Proof that $\mathrm{min}(f,g)$ is continuous on $x_0 \in \mathbb{R}$ when $f, g$ are continuous on $x_0$

Question

I already proved it using the formula

$$\min(f,g) = \frac{1}{2}(f+g) - \frac{1}{2} |f-g|$$

Now, I am trying to do it by an $\epsilon$-$\delta$ approach.

I have split the problem into two cases

$$f(x_0) = g(x_0)$$ and $$f(x_0) < g(x_0)$$

Where $f(x_0) > g(x_0)$ is proved the same way as $f(x_0) < g(x_0)$.

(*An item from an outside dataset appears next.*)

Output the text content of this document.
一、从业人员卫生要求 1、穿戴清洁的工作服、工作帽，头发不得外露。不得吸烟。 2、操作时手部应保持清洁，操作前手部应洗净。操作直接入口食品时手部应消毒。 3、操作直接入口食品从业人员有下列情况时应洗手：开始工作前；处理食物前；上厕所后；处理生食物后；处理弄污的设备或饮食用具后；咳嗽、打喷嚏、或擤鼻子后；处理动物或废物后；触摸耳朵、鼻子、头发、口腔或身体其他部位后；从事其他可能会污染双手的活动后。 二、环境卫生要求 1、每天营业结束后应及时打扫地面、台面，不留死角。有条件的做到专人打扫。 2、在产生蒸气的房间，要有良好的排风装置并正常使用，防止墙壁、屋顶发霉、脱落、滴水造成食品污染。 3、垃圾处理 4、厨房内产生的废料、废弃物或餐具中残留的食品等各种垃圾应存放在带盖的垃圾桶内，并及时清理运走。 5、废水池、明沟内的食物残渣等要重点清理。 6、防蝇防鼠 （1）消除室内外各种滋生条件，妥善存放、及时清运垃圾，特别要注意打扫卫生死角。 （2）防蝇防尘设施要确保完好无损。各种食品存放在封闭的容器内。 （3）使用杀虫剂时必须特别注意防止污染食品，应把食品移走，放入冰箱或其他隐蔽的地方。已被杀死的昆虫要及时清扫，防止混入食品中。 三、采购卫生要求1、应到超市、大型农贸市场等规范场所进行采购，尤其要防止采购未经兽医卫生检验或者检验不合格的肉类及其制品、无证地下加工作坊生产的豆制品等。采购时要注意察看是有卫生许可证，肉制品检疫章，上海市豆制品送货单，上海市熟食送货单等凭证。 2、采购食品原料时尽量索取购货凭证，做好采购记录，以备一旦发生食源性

I am stuck on how to proceed.

Thank you

Answer 1

Let $x_0\in\mathbb R$, let $\varepsilon>0$, and take $\delta>0$ such that$$\lvert x-x_0\rvert<\delta\implies\bigl\lvert f(x)-f(x_0)\bigr\rvert,\bigl\lvert g(x)-g(x_0)\bigr\rvert<\frac\delta2.$$Then, if $\lvert x-x_0\rvert<\delta$,\begin{multline}\left\lvert\max\bigl(f(x),g(x)\bigr)-\max\bigl(f(x_0),g(x_0)\bigr)\right\rvert=\\=\left\lvert\frac{f(x)+g(x)-\bigl\lvert f(x)-g(x)\bigr\rvert}2-\frac{f(x_0)+g(x_0)-\bigl\lvert f(x_0)-g(x_0)\bigr\rvert}2\right\rvert=\\=\frac{\bigl\lvert f(x)-f(x_0)+g(x)-g(x_0)-\bigl\lvert f(x)-g(x)\bigr\rvert+\bigl\lvert f(x_0)-g(x_0)\bigr\rvert\bigr\rvert}2\leqslant\\\leqslant\frac{\bigl\lvert f(x)-f(x_0)\bigr\rvert+\bigl\lvert g(x)-g(x_0)\bigr\rvert+\left\lvert\bigl\lvert f(x)-g(x)\bigr\rvert-\bigl\lvert f(x_0)-g(x_0)\bigr\rvert\right\rvert}2\leqslant\\\leqslant\bigl\lvert f(x)-f(x_0)\bigr\rvert+\bigl\lvert g(x)-g(x_0)\bigr\rvert<\\<\delta.\end{multline}

Answer 2

Hint: if $f(x_0)<g(x_0)$, there is a neighborhood $U$ of $x_0$ such that $$ f(x)<g(x).\quad\text{for every $x\in U$} $$